Namus elden gitti mi?

Namus elden gitti mi?

Görevini silahlı icra eden kuvvetlerimiz, ne hikmetse, bu temel görev gerecine ‘namus’ gözüyle bakar.

Hatırlarsınız, Kadıköy Bostancı’daki hücre evine yapılan baskın sırasında Emniyet Amiri Semih Balaban şehit düşmüş, telsizini teröriste kaptırdığı iddia edilmişti. İstanbul Emniyet Müdürü Celalettin Cerrah, 28 Nisan günü cenaze töreninde dedi ki: ‘Silah ve telsiz, Türk polisinin namusudur, telsizini teröriste kaptırmamıştır. Teröristin anons ettiği telsiz, kendine aittir.’

Ama işi bilen hiç kimse Cerrah’a inanmadı.
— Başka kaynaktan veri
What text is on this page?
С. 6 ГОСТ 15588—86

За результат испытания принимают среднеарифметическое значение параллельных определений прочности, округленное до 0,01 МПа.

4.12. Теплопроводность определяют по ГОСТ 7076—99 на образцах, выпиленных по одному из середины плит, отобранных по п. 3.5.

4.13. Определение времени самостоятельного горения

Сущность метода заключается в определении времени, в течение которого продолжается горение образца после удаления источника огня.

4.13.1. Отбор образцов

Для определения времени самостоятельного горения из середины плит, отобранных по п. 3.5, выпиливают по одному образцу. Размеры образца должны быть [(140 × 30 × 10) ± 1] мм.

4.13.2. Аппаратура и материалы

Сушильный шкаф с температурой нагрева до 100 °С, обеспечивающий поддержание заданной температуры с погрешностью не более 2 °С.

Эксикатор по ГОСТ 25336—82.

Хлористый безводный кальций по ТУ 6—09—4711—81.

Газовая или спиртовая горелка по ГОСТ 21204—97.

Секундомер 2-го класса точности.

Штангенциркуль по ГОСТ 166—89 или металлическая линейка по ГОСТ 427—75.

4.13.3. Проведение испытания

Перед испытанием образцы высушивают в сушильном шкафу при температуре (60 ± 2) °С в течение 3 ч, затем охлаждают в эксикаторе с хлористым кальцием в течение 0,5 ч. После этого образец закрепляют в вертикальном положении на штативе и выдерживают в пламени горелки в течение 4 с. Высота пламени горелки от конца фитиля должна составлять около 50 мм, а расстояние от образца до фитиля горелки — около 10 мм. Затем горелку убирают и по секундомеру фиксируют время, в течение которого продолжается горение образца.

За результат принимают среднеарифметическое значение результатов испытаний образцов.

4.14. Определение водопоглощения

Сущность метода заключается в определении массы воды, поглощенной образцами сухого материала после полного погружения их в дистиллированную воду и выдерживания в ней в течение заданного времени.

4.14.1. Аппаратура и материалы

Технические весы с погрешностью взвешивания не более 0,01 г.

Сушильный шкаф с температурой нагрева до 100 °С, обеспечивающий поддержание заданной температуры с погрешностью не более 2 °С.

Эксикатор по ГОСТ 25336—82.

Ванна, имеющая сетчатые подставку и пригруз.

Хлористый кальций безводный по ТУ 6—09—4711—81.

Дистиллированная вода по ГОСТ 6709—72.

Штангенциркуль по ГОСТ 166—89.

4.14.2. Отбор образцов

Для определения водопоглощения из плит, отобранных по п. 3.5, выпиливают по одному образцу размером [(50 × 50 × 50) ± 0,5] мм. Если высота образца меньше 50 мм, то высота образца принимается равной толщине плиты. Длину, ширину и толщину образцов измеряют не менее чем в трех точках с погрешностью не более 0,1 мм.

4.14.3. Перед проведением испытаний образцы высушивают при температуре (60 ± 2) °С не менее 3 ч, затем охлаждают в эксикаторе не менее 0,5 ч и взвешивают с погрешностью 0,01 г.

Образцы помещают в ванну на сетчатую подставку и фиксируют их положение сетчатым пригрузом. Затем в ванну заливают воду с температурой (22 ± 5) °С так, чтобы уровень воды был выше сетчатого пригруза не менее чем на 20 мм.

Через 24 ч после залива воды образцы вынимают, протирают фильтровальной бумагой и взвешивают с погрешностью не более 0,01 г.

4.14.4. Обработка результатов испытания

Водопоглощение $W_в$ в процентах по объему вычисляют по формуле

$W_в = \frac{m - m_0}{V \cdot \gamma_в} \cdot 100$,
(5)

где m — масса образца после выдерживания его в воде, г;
Genelkurmay Başkanı Orgeneral İlker Başbuğ, 29 Nisan günü basın toplantısında, Poyrazköy’deki silahlarla ilgili açıklama yaparken, ‘Silah ordunun namusudur’ diyerek envanterde eksiklik olmadığını ifade etti.

İnanan birkaç kişi çıktı ama 14 Mayıs 2009 tarihli MKE raporu, bu cümleyi toprağa gömdü.

Ne oldu şimdi? Namus elden gitti mi?

Elbette, hayır. Ama icra ettiğimiz görevi kutsarken hızımızı alamayıp yanlışa ‘örtü’ yaparsak, haklı olarak, bu soruları sorarlar.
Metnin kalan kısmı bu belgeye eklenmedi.